Light
by M. John Harrison
Review by David Brody

What is this "New Weird" thing anyway? I can't answer that, but China Miéville has a partial answer in the December 2003 Locus, so go read that. All I know is that if the result of this imperfect act of naming is writing as darned good as Miéville, Alistair Reynolds and M. John Harrison then label, categorize, generalize and specify as much as you want.

Of course, by now we know that Harrison is about as good as it gets. As a latecomer to the British New Wave of the 60's he managed, very quickly, to redefine fantasy with his Viriconium stories and recreate space opera with The Centauri Device. With Light, a self-admitted attempt to prove that he is still as good as ever, he leads the charge of young energetic British writers who may actually be creating a movement in the form of the New Weird.

But, whether you call a movement New Wave, New Weird or Cyberpunk, all it's ever meant is an attempt to prove that SF and Fantasy can be as literate and polished as any kind of writing. And I think that the point has been proven. In fact, from Ballard to Gibson to Miéville, I think the best writing anywhere in the last forty years or so has been in SF and Fantasy.

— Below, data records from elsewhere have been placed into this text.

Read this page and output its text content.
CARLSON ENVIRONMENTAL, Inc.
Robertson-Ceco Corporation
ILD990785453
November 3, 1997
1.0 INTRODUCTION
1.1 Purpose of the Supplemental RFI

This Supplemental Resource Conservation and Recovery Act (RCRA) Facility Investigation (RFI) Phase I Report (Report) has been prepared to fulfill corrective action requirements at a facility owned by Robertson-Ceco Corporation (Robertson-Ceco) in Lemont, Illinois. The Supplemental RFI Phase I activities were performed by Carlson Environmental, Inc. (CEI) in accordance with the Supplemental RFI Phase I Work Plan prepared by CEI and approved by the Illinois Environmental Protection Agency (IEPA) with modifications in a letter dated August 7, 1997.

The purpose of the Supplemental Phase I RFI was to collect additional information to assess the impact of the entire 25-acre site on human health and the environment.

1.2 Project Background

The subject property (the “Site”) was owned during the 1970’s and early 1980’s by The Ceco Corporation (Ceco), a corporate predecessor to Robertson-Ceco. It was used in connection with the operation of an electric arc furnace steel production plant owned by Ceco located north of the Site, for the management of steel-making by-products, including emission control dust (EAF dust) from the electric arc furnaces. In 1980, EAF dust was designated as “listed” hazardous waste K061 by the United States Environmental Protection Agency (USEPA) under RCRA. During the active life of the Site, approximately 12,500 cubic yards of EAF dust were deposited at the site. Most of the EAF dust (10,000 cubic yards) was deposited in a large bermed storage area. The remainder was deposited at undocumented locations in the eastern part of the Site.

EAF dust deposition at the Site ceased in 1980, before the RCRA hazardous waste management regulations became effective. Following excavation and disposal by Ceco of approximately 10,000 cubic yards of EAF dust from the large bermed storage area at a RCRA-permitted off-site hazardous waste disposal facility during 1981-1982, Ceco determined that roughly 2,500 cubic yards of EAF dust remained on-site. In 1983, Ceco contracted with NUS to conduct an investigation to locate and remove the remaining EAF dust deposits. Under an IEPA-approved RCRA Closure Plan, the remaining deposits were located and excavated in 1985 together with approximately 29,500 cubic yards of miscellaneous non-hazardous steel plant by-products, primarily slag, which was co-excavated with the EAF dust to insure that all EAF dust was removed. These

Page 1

Alas, as Ted Sturgeon said "ninety percent of everything is crap", and that remains as true in SF as with anything else: The epic overwhelms the profound, and just plain bad writing keeps at bay the possibility of entertainment with depth. Light, firmly planted in that other ten percent, manages to be epic, entertaining and (God forbid) even profound.

Light has three central characters with very separate but strangely related stories.

Michael Kearny is a deeply troubled physicist in present day England whose work will lead to the discovery of a means of travel to the stars. He has a particularly nasty hobby that I won't give away because it's a nifty surprise delivered by Harrison right on page two. He is pursued by a strange, possibly alien, being called the Shrander.

The other two protagonists exist in a distant future made possible by Kearney's discovery. They live in the glow of a vast impenetrable cloud of gas and light (hence the title) which has driven countless generations of humans and others to unsuccessfully attempt exploration of it's core.

Seria Mau Genlicher is the human heart of a stolen warship made from the technological remnants of a long dead alien civilization. (Harrison has said that she is his answer to Ann McCaffrey's The Ship Who Sang.)

Ed Chianese is a virtual reality addict drawn against his will into a compicated web of deceit and manipulation that I can say no more about without giving away too much.

Harrison takes us from one storyline to another, while leaving us a few cleverly planted clues as to their connection, then deftly ties it up in a very satisfying finish. The prose it top notch and the characters have an emotional richness that is a joy to sink your teeth into.

Light won't be out in the US until September, but you can get the British edition at Amazon UK. It's worth the poor exchange rate and high cost of shipping. While there you can dig deeper into the New Weird. Weird it is, not altogether new, but awfully good.